A: More facts would be needed to fully answer the question, such as whether the accountant exercised any judgment or performed any analysis regarding the business deductions. Usually, taxpayers are eligible for relief when they rely on actual advice from a tax advisor, i.e. professional judgment or analysis of a tax advisor, as opposed to “tax preparation” or clerical tasks associated with a tax advisor’s duties.

If your accountant simply transcribed figures provided by you and did not exercise any judgments or perform any analysis regarding the deductions, reporting those business deductions may not constitute tax advice and thus leave you ineligible for relief.

However, assuming that such advice was in fact tax advice, you may be entitled to relief by claiming reasonable reliance.

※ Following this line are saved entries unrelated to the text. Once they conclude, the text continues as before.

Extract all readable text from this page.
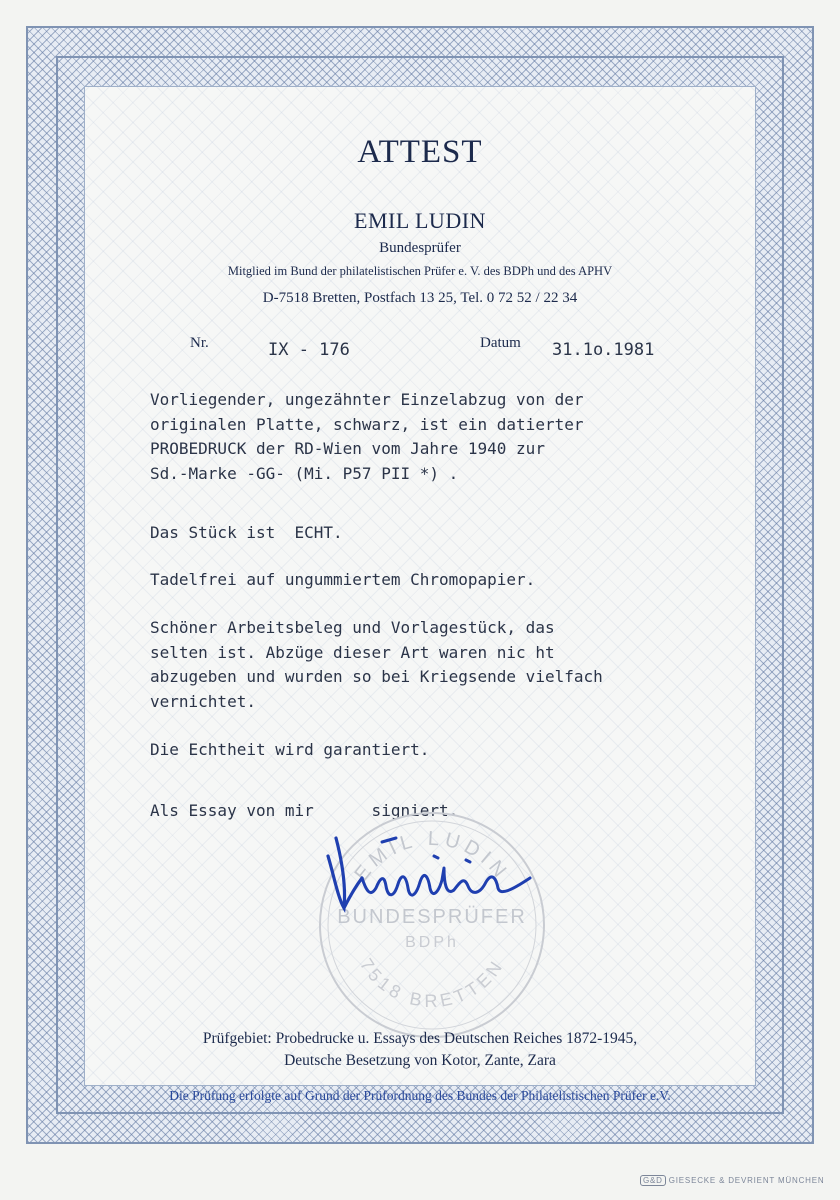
ATTEST
EMIL LUDIN
Bundesprüfer
Mitglied im Bund der philatelistischen Prüfer e. V. des BDPh und des APHV
D-7518 Bretten, Postfach 13 25, Tel. 0 72 52 / 22 34
Nr.	IX - 176	Datum 31.1o.1981
Vorliegender, ungezähnter Einzelabzug von der
originalen Platte, schwarz, ist ein datierter
PROBEDRUCK der RD-Wien vom Jahre 1940 zur
Sd.-Marke -GG- (Mi. P57 PII *) .
Das Stück ist  ECHT.
Tadelfrei auf ungummiertem Chromopapier.
Schöner Arbeitsbeleg und Vorlagestück, das
selten ist. Abzüge dieser Art waren nic ht
abzugeben und wurden so bei Kriegsende vielfach
vernichtet.
Die Echtheit wird garantiert.
Als Essay von mir      signiert.
EMIL LUDIN
BUNDESPRÜFER
BDPh
7518 BRETTEN
Prüfgebiet: Probedrucke u. Essays des Deutschen Reiches 1872-1945,
Deutsche Besetzung von Kotor, Zante, Zara
Die Prüfung erfolgte auf Grund der Prüfordnung des Bundes der Philatelistischen Prüfer e.V.
G&D GIESECKE & DEVRIENT MÜNCHEN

Generally, To qualify for relief from a penalty based on the erroneous advice of a tax advisor, the taxpayer must show that each of the following requirements were met: (1) the advisor was a competent tax professional who had sufficient expertise to justify reliance; (2) the taxpayer accurately provided all the necessary information to the advisor; (3) the taxpayer actually and reasonably relied in good faith on the advice received from the advisor; (4) the advisor must be a person other than the taxpayer; and (5) the advisor must actually render advice, i.e., the advisor must communicate his analysis or conclusion to the taxpayer.

The determination is made on a case-by-case basis, taking into account all pertinent facts and circumstances.

The tax advisor must be competent with respect to the specific tax matter and the taxpayer must furnish the advisor with all necessary and relevant information to make a determination. However, a taxpayer is not required to share details that a reasonably prudent taxpayer would not know, or that the taxpayer would neither know nor reasonably should know are relevant.

Whether a taxpayer reasonably relied on the advice in good faith is made on a case-by-case basis, taking into account all the facts and circumstances. Generally, the most important factor is the taxpayer's efforts to comply with his tax obligations. Accordingly, the inquiry focuses on what the taxpayer knew or should have known at the time he obtained the advice. The taxpayer's education, sophistication and business experience must be taken into account in determining his need for the advice, as well as whether the taxpayer disclosed all relevant facts and whether the taxpayer's reliance on the advice is reasonable.

The advice must be based on all relevant facts and circumstances and apply the law to those facts and circumstances. The advice cannot be based on unreasonable factual or legal assumptions. Nor can a taxpayer rely on a return preparer where a review of the return would reveal errors.

Finally, a taxpayer must be cognizant of a proposed tax benefit that is “too good to be true”. Generally, in determining whether a taxpayer acted reasonably and in good faith, the most important factor is the extent of the taxpayer's efforts to determine its correct tax liability. Negligence is strongly indicated where a taxpayer fails to make a reasonable attempt to ascertain the correctness of a deduction, credit or exclusion which would seem to a reasonable and prudent person to be “too good to be true” under the circumstances. Where the tax benefits far exceed the cost, the taxpayer must ask additional questions.